During the COVID-19 pandemic, I provided tele-ICU support to rural hospitals. We offered recommendations, but our advice wasn’t always followed, and nurses sometimes deviated from the plan without direct physician oversight. Being physically present allows a physician to address concerns and ensure proper execution of care. Tele-ICU creates a leadership void.
Data Reveals a Troubling Trend
Recent research confirms these concerns. A 2024 randomized trial of over 17,000 patients found no difference in mortality or ICU length of stay between those receiving tele-ICU care and those treated by non-specialty physicians. In effect, the benefits of specialized ICU expertise were lost when delivered remotely.

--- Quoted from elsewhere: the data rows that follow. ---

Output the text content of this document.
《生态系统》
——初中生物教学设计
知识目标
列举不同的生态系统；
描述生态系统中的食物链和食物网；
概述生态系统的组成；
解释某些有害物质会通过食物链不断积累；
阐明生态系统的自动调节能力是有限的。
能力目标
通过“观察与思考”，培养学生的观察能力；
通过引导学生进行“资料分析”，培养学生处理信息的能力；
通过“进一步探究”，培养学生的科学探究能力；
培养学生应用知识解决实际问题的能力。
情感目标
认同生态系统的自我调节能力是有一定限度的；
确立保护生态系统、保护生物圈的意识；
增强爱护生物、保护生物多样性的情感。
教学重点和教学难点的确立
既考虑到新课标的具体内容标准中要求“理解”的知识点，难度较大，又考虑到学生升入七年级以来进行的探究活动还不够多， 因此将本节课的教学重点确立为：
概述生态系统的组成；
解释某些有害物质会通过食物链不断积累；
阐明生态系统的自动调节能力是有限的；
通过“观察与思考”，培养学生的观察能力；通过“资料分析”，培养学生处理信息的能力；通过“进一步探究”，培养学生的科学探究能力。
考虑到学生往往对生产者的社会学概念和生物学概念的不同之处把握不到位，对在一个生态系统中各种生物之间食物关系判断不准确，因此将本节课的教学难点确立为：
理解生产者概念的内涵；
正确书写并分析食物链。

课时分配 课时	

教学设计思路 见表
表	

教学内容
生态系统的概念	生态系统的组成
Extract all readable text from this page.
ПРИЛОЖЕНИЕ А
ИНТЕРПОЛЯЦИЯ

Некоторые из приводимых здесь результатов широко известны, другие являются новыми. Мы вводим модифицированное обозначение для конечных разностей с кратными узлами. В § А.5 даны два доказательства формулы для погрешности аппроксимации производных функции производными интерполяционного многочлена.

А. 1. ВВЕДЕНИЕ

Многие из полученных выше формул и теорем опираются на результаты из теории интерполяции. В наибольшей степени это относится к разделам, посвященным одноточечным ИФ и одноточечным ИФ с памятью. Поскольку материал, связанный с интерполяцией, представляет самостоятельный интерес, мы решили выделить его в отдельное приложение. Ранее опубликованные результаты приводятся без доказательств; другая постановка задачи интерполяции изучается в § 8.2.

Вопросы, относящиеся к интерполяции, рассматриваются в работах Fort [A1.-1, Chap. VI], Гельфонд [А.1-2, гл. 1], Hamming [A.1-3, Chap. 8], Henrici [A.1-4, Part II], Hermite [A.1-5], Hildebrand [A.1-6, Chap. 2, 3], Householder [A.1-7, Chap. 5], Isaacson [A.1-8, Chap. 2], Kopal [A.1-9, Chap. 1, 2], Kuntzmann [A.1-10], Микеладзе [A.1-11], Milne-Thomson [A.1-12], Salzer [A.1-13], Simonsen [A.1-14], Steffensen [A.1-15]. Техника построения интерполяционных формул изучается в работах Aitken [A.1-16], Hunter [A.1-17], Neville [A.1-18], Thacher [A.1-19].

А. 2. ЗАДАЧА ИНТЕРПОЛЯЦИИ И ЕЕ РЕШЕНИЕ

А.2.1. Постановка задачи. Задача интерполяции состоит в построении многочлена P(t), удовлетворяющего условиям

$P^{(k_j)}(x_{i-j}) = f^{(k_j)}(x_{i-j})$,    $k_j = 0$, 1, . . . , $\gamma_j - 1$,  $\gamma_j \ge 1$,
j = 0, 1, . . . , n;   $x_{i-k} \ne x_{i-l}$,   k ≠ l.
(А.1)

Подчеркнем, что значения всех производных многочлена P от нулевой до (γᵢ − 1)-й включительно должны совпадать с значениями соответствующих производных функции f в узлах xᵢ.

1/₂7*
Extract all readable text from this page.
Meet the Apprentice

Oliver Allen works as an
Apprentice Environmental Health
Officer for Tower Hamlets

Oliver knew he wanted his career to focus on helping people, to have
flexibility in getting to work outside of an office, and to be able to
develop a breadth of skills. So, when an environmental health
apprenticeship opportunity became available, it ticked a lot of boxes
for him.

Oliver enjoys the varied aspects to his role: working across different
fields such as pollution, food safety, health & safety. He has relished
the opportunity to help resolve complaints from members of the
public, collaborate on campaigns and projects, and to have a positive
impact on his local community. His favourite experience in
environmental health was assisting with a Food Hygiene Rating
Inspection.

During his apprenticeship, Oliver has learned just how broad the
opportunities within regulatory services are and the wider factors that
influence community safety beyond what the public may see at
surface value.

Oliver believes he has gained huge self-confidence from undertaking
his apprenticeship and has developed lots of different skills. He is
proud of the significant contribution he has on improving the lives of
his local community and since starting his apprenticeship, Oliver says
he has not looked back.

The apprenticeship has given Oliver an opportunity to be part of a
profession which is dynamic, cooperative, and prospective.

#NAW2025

The result is a system where patients and physicians alike question the quality of care. I overheard an anesthesiologist in one ICU remark, after receiving orders from a “TikTok Doc” providing tele-ICU coverage, “You’ll probably want to check over those.” The disdain was palpable.
Nurses consistently express concerns about the quality of care in hospitals relying heavily on tele-ICU. Many physicians wouldn’t want their own families treated in such settings. Yet, the expansion of tele-ICU continues, driven by cost-cutting measures.
In 2010, less than 8 percent of ICU patients received tele-ICU care; by the start of the pandemic, that number had risen to 15-20 percent. Anecdotally, its use has exploded since then, not just in rural areas but also in medium and large cities. Health systems are prioritizing profits over patient care.
A Call to Action
Unfortunately, many healthcare administrators prioritize billable encounters over quality of care. To reverse this trend, specialty-trained critical care physicians must refuse to participate in tele-ICU programs that substitute for in-person coverage. Professional organizations like the Society of Critical Care Medicine, the American Thoracic Society, and the American Medical Association should adopt policies restricting the use of tele-ICU. If we wouldn’t want our loved ones cared for in a tele-ICU, it’s time to take a stand.
Keith Corl is a critical care and emergency physician.